CSS animations are perfect until the values come from data - an element flying from this clicked position to that cart icon. Suddenly you're injecting style tags or juggling classes and transitionend listeners. The Web Animations API is the missing middle: keyframe semantics, JavaScript values.

const anim = toast.animate(
    [
        { opacity: 0, transform: 'translateY(12px)' },
        { opacity: 1, transform: 'translateY(0)' },
    ],
    { duration: 250, easing: 'ease-out' }
);

await anim.finished;        // a real promise - no transitionend bookkeeping
toast.dataset.state = 'shown';

The finished promise alone justifies the API: sequencing animations becomes plain async code, with none of the "did the event fire before I subscribed" races that transitionend loves.

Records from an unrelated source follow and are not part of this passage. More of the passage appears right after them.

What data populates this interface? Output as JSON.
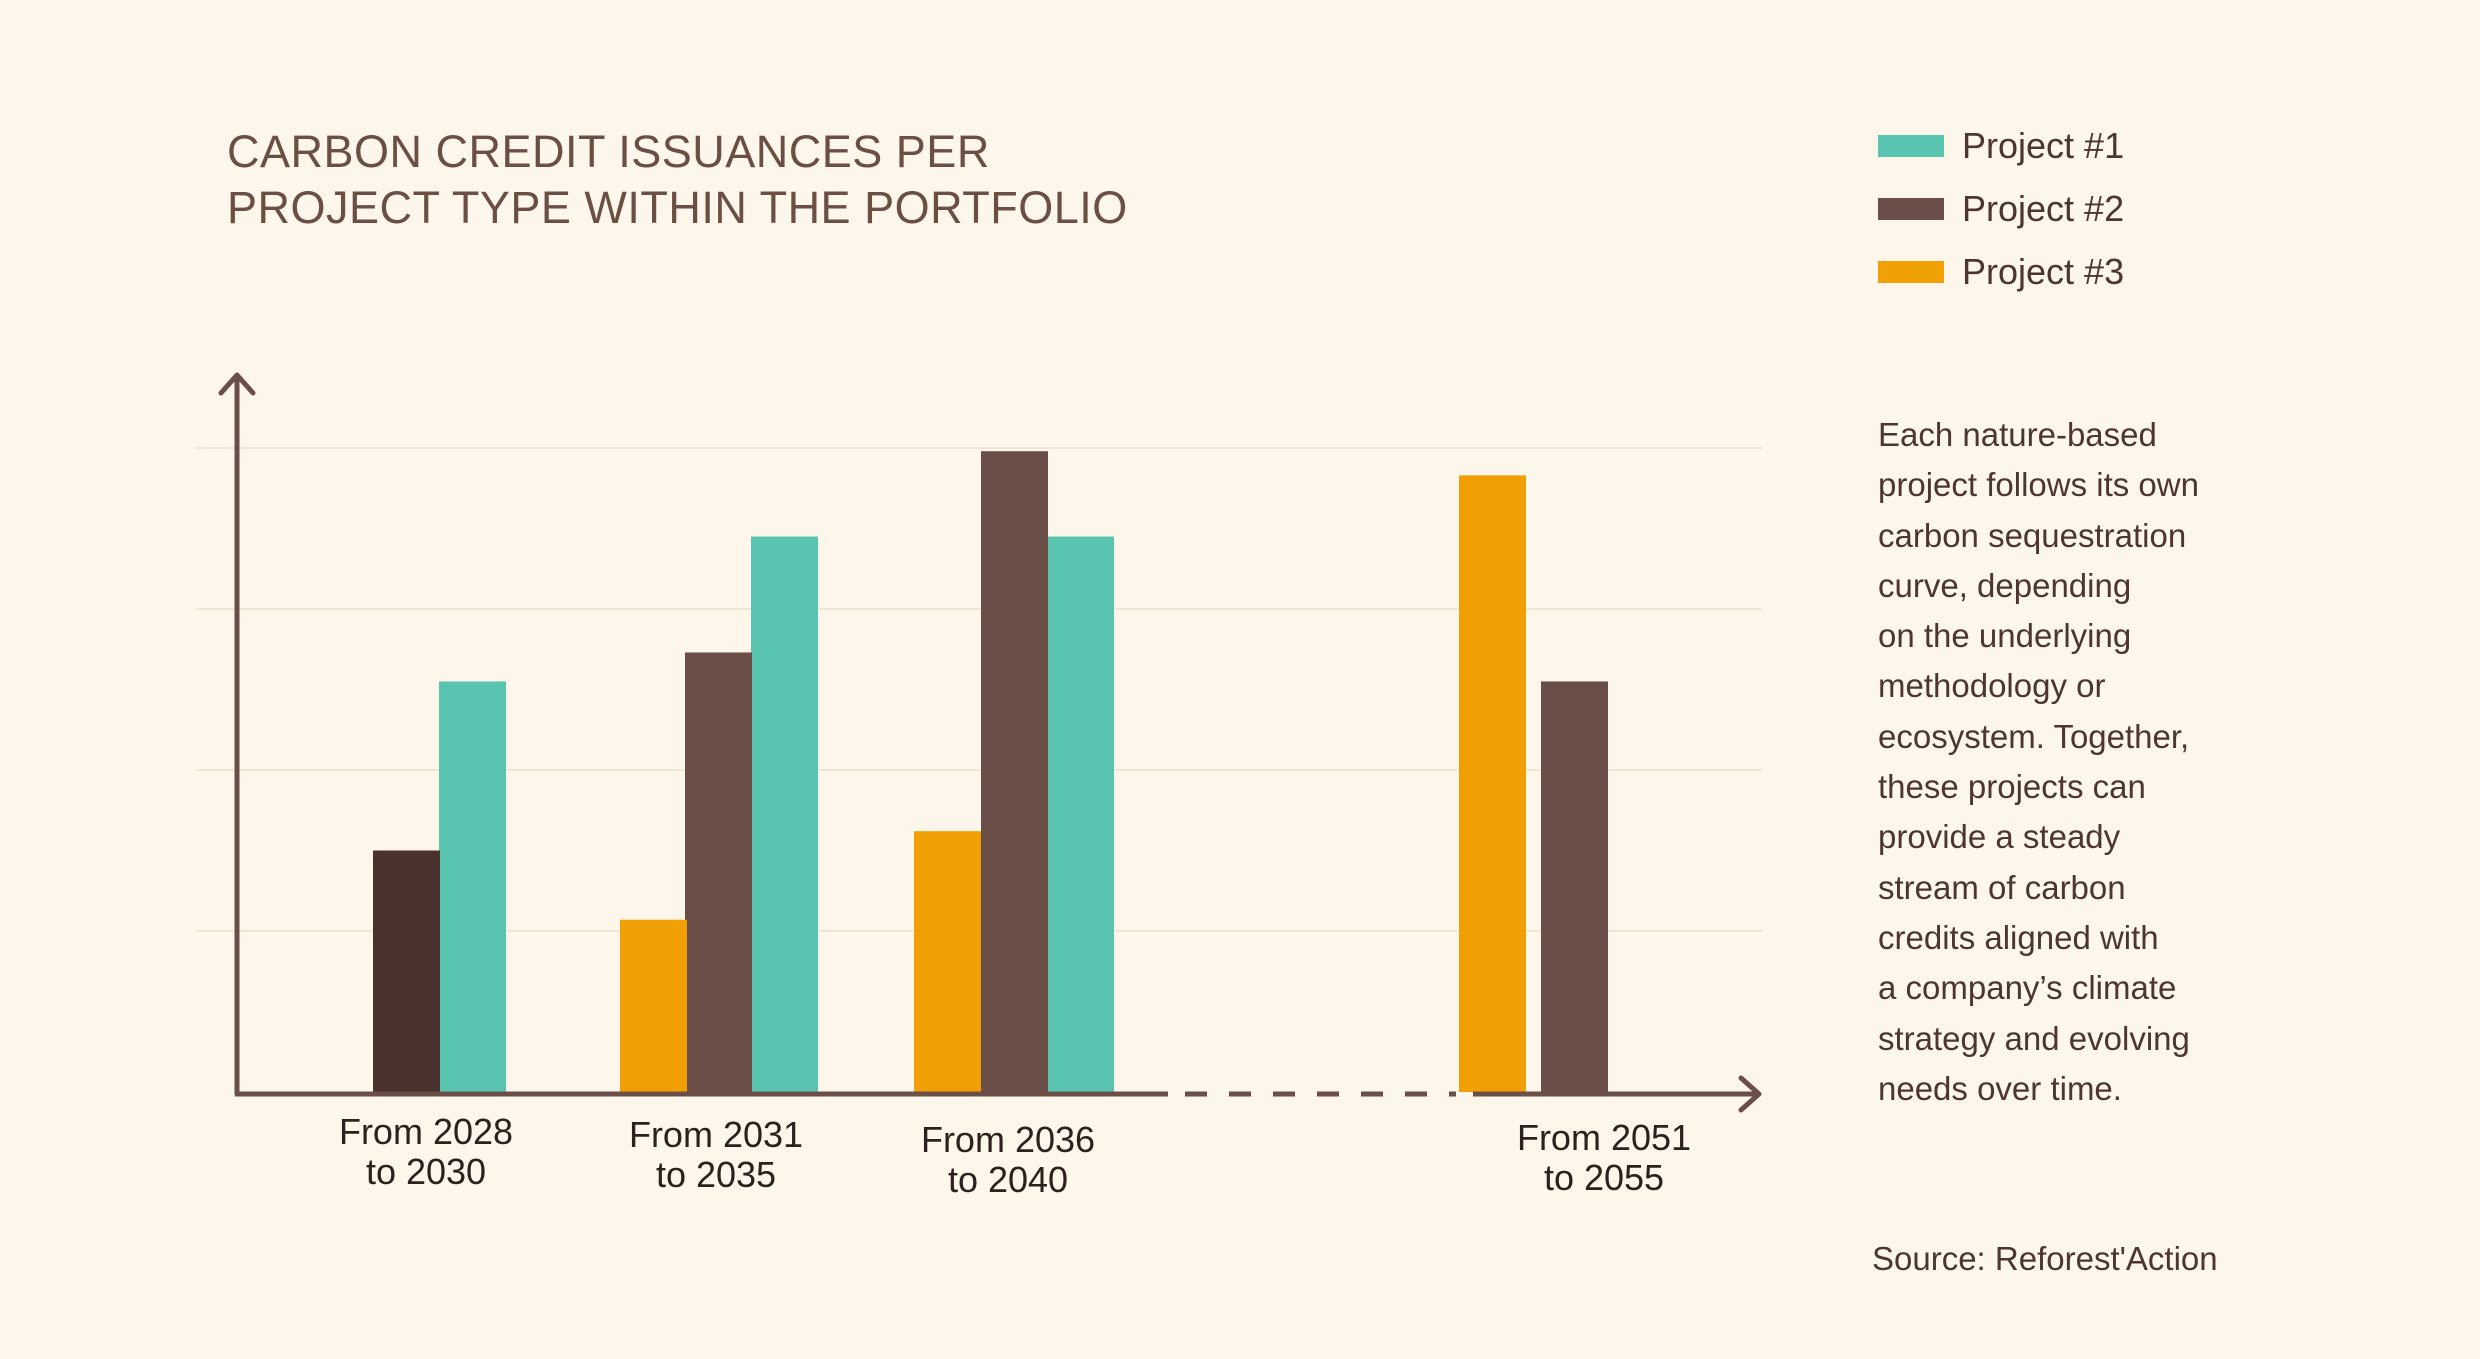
{
  "title_lines": [
    "CARBON CREDIT ISSUANCES PER",
    "PROJECT TYPE WITHIN THE PORTFOLIO"
  ],
  "legend": [
    {
      "label": "Project #1",
      "color": "#59c4b0"
    },
    {
      "label": "Project #2",
      "color": "#6b4e48"
    },
    {
      "label": "Project #3",
      "color": "#f0a004"
    }
  ],
  "description_lines": [
    "Each nature-based",
    "project follows its own",
    "carbon sequestration",
    "curve, depending",
    "on the underlying",
    "methodology or",
    "ecosystem. Together,",
    "these projects can",
    "provide a steady",
    "stream of carbon",
    "credits aligned with",
    "a company’s climate",
    "strategy and evolving",
    "needs over time."
  ],
  "source": "Source: Reforest'Action",
  "chart_data": {
    "type": "bar",
    "title": "CARBON CREDIT ISSUANCES PER PROJECT TYPE WITHIN THE PORTFOLIO",
    "xlabel": "",
    "ylabel": "",
    "ylim": [
      0,
      4
    ],
    "grid": true,
    "legend_position": "top-right",
    "categories": [
      [
        "From 2028",
        "to 2030"
      ],
      [
        "From 2031",
        "to 2035"
      ],
      [
        "From 2036",
        "to 2040"
      ],
      [
        "From 2051",
        "to 2055"
      ]
    ],
    "series": [
      {
        "name": "Project #1",
        "values": [
          2.55,
          3.45,
          3.45,
          null
        ]
      },
      {
        "name": "Project #2",
        "values": [
          1.5,
          2.73,
          3.98,
          2.55
        ]
      },
      {
        "name": "Project #3",
        "values": [
          null,
          1.07,
          1.62,
          3.83
        ]
      }
    ],
    "colors": {
      "project_1": "#59c4b0",
      "project_2": "#6b4e48",
      "project_2_first_bar": "#4a322e",
      "project_3": "#f0a004",
      "axis": "#6b4e48",
      "grid": "#ece0cc"
    }
  }
}
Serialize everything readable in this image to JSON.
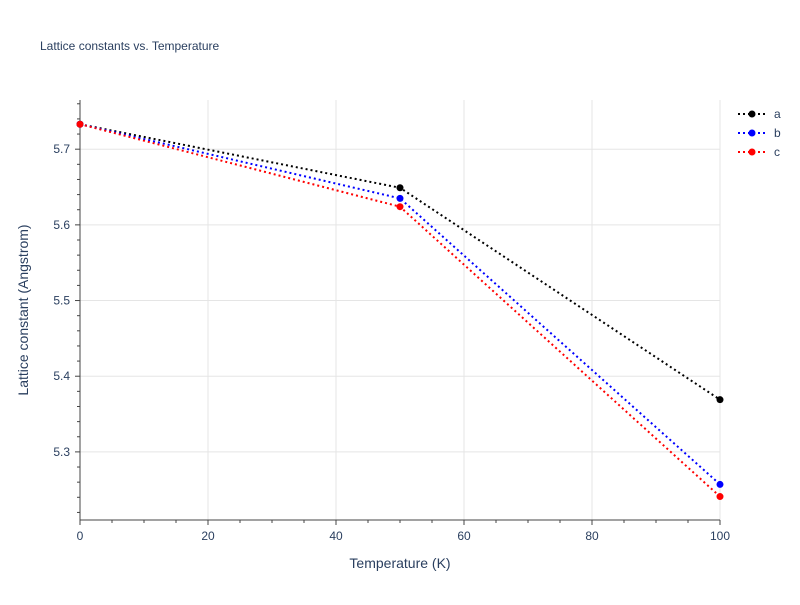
{
  "chart_data": {
    "type": "line",
    "title": "Lattice constants vs. Temperature",
    "xlabel": "Temperature (K)",
    "ylabel": "Lattice constant (Angstrom)",
    "x": [
      0,
      50,
      100
    ],
    "xlim": [
      0,
      100
    ],
    "ylim": [
      5.21,
      5.765
    ],
    "xticks": [
      0,
      20,
      40,
      60,
      80,
      100
    ],
    "yticks": [
      5.3,
      5.4,
      5.5,
      5.6,
      5.7
    ],
    "grid": true,
    "legend_position": "top-right",
    "line_style": "dotted",
    "markers": true,
    "series": [
      {
        "name": "a",
        "color": "#000000",
        "values": [
          5.733,
          5.649,
          5.369
        ]
      },
      {
        "name": "b",
        "color": "#0000ff",
        "values": [
          5.733,
          5.635,
          5.257
        ]
      },
      {
        "name": "c",
        "color": "#ff0000",
        "values": [
          5.733,
          5.624,
          5.241
        ]
      }
    ]
  }
}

The fill: 'forwards' trap and its fix

Animations revert when they finish - your faded-in toast snaps invisible again. The reflex fix, fill: 'forwards', works but keeps the animation object alive forever holding those styles (they even beat !important, being composited on top). The clean pattern:

const anim = el.animate(keyframes, { duration: 300, fill: 'forwards' });
await anim.finished;
anim.commitStyles();   // write final values into el.style...
anim.cancel();         // ...and release the animation machinery

Where WAAPI beats CSS outright

// Data-driven keyframes - impossible in a stylesheet
card.animate(
    [
        { transform: `translate(${fromX}px, ${fromY}px) scale(1)` },
        { transform: 'translate(0, 0) scale(1)' },
    ],
    { duration: 350, easing: 'cubic-bezier(0.2, 0, 0.2, 1)' }
);

That's the FLIP technique in its natural habitat: measure old position, measure new, animate the delta - list reordering and shared-element effects that feel native. Live playback control is the other differentiator: anim.pause(), reverse(), updatePlaybackRate(2), seeking via currentTime - a menu that smoothly reverses mid-open when the user changes their mind is two method calls.

Sanity rules (same physics as CSS)

  • Stick to transform and opacity for 60fps - WAAPI animations of compositable properties run off the main thread, same as CSS.
  • Respect prefers-reduced-motion: check the media query and pass duration: 0.
  • Static, always-the-same animations still belong in CSS - visible to design tools, cacheable, declarative. WAAPI is for values born at runtime.

Support has been universal for years (the promise and commitStyles bits since ~2020-2021). For whole-page transitions between states, its sibling the View Transitions API picks up where per-element animation ends.